Çok sordular neden yaptığını ama o bir türlü anlatmadı. Anlatacak bir şeyi yoktu çünkü; öldürmeyi ya da öldürmemeyi tasarlamamıştı. Bir anda, öylece, herhangi bir şeymiş gibi vurmuştu Arap’ı. Mahkeme boyunca herkes hakkında konuşup dururken o, vantilatörlerin üflediği havayla bir sağa bir sola dönüp duran hakimlerin yakalıklarını izlemiş ve bunları düşünmüştü.

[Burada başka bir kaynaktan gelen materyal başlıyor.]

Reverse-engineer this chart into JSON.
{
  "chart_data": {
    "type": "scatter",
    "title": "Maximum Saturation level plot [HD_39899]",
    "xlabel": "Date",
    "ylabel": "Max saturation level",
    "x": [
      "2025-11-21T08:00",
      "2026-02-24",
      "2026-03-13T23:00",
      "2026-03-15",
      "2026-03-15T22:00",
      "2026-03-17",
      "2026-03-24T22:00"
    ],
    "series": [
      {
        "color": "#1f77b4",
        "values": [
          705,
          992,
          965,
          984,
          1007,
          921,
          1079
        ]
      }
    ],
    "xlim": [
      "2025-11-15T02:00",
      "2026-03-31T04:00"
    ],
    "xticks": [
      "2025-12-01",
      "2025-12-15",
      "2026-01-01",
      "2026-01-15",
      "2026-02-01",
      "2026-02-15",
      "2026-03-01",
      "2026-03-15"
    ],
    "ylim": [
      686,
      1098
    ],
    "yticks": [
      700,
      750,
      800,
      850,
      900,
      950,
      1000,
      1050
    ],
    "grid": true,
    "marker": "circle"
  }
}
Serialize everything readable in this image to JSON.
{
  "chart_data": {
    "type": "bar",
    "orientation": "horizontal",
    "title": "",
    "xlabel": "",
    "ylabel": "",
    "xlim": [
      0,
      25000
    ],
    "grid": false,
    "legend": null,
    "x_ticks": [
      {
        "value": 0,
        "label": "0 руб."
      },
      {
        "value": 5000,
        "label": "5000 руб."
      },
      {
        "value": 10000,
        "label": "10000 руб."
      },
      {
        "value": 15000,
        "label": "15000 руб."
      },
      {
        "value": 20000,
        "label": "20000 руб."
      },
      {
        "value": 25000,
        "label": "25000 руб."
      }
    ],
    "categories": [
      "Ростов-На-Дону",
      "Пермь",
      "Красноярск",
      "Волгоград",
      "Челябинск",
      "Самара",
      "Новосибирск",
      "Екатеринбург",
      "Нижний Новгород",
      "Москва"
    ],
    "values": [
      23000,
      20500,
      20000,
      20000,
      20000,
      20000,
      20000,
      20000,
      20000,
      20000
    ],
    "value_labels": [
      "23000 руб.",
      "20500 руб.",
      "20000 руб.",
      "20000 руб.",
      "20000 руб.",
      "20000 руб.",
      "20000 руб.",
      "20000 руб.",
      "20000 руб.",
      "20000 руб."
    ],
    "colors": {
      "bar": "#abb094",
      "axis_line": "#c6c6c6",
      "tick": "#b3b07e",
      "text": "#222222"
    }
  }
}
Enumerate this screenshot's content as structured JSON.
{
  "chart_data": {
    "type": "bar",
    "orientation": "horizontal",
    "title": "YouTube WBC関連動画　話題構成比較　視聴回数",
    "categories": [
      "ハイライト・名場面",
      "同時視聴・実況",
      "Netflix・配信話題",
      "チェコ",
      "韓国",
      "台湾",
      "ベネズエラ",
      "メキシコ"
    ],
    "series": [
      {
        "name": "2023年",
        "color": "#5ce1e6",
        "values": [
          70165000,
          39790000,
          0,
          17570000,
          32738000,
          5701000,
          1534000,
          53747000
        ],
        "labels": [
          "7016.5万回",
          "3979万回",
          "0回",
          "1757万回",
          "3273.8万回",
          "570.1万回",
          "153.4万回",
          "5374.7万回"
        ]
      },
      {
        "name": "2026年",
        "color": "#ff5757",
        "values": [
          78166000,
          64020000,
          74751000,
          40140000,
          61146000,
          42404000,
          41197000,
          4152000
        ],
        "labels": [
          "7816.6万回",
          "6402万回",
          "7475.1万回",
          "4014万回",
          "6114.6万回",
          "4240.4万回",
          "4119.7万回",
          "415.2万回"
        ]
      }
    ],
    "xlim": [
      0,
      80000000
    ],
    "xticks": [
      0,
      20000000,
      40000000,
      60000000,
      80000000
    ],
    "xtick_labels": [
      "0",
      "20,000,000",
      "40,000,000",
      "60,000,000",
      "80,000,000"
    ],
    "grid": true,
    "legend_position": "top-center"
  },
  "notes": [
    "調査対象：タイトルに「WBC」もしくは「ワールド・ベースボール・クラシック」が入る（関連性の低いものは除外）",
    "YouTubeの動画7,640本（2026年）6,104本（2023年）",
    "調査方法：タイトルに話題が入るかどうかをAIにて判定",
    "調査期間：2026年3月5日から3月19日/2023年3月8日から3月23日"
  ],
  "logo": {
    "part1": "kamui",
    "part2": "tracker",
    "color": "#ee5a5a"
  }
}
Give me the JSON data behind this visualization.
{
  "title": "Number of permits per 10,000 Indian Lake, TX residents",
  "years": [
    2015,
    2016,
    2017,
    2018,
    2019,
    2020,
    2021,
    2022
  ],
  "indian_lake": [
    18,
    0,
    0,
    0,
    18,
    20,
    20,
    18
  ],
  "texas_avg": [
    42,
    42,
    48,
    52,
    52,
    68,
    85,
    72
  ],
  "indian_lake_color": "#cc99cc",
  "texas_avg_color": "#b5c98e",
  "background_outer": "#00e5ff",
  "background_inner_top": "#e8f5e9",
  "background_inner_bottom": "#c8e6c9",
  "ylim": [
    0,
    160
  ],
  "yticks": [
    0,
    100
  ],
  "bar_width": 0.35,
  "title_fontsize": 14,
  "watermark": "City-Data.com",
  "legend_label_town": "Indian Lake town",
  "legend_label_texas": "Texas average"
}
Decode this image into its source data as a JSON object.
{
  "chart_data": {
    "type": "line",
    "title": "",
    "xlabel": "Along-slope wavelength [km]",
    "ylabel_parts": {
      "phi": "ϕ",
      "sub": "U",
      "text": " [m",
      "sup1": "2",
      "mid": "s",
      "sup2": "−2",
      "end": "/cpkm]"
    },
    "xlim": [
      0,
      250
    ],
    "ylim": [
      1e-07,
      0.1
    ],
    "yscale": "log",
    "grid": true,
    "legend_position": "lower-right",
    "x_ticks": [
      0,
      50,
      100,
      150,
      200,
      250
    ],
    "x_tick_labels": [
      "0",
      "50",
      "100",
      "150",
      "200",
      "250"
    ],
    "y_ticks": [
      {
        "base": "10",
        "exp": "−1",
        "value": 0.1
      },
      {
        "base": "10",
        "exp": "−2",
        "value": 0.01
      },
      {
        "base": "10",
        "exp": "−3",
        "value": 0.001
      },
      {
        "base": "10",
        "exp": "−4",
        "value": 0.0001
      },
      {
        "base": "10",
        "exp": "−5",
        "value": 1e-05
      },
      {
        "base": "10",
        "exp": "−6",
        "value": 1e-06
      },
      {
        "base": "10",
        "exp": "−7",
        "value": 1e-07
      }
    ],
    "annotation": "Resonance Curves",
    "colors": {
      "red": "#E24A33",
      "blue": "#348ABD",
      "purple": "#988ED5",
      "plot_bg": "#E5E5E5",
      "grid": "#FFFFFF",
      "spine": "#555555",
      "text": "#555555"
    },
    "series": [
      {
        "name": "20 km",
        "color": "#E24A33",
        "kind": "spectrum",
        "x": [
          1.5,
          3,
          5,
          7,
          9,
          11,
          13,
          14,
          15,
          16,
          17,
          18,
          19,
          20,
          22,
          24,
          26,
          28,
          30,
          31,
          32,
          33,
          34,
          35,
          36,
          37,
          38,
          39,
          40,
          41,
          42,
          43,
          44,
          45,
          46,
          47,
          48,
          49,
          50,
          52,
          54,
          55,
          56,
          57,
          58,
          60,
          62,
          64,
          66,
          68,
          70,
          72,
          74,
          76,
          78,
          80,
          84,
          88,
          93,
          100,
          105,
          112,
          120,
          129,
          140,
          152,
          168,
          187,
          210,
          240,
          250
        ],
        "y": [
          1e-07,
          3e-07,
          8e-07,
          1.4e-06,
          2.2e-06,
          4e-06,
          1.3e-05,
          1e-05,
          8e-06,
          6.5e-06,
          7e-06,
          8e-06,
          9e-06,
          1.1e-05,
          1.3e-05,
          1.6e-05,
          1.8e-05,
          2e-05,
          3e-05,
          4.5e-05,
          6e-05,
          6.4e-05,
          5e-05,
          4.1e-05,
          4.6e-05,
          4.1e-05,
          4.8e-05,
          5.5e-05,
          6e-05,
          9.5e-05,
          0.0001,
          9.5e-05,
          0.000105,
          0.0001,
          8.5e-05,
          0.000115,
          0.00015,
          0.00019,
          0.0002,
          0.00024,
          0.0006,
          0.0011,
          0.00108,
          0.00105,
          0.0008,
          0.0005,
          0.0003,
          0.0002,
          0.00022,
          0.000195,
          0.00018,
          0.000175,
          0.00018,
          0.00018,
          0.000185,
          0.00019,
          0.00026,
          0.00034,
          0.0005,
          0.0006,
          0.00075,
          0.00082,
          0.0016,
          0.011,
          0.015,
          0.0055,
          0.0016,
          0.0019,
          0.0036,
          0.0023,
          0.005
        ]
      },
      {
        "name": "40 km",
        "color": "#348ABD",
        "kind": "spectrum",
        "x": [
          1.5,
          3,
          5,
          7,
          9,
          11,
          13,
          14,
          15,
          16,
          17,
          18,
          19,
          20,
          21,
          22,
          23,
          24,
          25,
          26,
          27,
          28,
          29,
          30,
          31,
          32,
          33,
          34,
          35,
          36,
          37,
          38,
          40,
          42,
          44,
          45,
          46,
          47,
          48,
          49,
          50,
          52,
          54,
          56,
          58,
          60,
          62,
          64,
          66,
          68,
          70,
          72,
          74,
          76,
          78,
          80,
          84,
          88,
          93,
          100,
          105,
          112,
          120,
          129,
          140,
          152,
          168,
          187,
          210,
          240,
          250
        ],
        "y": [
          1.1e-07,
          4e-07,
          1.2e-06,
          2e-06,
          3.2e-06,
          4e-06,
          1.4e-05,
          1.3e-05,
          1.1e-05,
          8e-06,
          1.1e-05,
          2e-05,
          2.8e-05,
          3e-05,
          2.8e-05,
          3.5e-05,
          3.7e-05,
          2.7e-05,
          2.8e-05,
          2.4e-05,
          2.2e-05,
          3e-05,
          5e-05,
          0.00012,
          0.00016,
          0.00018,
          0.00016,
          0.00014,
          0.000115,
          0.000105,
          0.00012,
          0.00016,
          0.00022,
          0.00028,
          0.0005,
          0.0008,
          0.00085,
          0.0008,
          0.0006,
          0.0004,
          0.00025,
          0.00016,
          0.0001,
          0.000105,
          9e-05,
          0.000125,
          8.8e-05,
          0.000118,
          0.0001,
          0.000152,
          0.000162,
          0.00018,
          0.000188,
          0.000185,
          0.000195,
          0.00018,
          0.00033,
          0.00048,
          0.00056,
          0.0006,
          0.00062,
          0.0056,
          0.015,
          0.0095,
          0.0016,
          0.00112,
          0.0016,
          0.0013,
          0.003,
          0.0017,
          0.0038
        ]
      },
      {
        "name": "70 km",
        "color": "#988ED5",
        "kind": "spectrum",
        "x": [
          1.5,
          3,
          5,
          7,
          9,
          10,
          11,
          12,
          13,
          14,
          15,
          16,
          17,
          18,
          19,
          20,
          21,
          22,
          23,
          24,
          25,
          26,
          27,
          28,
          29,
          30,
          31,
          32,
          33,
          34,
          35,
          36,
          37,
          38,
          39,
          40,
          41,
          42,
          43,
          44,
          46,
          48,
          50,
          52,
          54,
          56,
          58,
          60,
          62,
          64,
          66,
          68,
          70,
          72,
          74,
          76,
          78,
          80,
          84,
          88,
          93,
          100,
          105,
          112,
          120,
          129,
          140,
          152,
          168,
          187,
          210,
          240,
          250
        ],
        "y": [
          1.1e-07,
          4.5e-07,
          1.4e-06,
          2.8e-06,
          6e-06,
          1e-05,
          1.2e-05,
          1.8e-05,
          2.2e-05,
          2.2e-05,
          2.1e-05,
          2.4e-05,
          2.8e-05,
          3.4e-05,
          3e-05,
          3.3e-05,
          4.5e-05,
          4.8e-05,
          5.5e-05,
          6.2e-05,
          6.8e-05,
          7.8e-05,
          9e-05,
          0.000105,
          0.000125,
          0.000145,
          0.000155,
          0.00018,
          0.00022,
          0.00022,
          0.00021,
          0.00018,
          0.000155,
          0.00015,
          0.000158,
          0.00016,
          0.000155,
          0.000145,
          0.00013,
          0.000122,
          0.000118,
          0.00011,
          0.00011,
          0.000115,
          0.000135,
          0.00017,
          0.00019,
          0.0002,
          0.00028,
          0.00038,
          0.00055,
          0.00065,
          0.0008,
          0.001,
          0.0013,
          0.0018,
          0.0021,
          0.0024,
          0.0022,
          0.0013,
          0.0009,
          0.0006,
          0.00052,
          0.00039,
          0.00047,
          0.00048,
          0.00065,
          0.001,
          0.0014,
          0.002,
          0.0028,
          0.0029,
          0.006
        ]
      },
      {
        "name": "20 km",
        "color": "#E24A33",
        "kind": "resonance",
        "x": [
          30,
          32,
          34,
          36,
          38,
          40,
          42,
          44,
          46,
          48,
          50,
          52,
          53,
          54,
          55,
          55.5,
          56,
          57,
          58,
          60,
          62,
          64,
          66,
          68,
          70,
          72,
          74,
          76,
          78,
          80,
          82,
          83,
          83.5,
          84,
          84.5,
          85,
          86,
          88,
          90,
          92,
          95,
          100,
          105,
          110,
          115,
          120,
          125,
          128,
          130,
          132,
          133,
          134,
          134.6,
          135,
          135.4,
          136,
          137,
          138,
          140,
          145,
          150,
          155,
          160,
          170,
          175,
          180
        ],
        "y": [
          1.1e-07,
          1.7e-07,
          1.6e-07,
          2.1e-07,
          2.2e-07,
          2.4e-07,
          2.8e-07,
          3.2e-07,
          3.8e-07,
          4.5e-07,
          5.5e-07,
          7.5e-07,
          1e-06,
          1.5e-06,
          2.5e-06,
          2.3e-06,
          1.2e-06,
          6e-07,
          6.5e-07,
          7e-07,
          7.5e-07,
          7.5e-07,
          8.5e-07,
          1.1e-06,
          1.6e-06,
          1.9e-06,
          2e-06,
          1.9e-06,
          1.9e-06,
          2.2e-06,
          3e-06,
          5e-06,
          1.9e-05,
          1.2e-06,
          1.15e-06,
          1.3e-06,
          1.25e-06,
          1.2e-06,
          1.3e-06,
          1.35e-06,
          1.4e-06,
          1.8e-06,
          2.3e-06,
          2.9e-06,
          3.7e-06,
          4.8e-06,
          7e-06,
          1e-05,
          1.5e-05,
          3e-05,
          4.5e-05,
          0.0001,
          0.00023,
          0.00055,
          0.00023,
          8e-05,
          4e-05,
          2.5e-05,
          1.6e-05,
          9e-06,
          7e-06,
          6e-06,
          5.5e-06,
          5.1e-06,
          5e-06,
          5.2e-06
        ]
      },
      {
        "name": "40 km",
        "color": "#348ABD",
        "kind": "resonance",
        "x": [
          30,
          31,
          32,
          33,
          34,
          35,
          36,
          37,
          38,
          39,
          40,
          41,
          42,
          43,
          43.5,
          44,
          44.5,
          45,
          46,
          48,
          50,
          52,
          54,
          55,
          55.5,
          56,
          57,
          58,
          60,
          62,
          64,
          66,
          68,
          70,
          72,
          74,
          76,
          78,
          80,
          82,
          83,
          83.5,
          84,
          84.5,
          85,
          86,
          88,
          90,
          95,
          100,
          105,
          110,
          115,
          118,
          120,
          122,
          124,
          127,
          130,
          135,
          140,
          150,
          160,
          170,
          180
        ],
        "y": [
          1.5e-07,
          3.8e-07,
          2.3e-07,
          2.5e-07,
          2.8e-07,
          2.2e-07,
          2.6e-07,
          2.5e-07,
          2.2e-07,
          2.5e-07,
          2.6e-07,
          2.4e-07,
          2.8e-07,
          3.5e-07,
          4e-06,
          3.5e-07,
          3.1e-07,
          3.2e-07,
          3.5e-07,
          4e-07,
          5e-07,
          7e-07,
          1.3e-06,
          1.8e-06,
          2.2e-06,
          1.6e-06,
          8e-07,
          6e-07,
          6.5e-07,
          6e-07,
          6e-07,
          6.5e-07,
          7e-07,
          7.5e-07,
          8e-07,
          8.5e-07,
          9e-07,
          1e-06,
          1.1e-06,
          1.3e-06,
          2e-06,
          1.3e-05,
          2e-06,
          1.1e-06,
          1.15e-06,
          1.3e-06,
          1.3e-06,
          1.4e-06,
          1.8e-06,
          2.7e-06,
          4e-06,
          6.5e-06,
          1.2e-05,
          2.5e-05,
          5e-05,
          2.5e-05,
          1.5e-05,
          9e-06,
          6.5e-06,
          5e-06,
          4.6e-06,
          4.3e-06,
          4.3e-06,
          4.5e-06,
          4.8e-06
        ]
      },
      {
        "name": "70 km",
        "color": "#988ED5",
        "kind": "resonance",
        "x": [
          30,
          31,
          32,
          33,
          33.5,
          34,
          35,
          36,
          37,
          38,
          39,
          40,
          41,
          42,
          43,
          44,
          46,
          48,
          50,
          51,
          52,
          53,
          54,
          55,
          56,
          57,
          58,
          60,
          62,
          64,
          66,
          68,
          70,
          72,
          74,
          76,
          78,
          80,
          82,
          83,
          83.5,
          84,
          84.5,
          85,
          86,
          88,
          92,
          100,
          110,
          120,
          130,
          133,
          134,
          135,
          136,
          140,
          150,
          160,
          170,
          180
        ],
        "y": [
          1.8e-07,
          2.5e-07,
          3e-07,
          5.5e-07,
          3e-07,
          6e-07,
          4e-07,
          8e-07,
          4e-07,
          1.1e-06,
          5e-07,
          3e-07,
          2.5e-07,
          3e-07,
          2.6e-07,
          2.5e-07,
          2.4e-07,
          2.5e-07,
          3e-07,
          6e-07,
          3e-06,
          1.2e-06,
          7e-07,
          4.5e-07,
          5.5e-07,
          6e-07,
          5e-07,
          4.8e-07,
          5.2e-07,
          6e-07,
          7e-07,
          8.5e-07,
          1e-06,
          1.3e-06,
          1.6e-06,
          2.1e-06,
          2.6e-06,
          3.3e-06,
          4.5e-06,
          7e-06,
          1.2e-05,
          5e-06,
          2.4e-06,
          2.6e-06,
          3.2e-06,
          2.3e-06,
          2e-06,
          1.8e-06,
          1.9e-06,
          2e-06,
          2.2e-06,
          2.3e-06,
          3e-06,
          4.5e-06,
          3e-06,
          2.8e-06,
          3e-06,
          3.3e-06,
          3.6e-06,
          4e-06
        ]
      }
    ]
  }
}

Diğer karakterimizin adı, Zebercet. Anayurt Oteli’ni işletirdi. Müşterilerine kibar davranır, yatmadan önce mutlaka ayaklarını yıkar ve gecikmeli Ankara trenini beklerdi. O tren bir türlü gelmeyince yanında çalıştırdığı temizlikçi kadının odasına girer, uyandırmadan arkasından yanaşırdı.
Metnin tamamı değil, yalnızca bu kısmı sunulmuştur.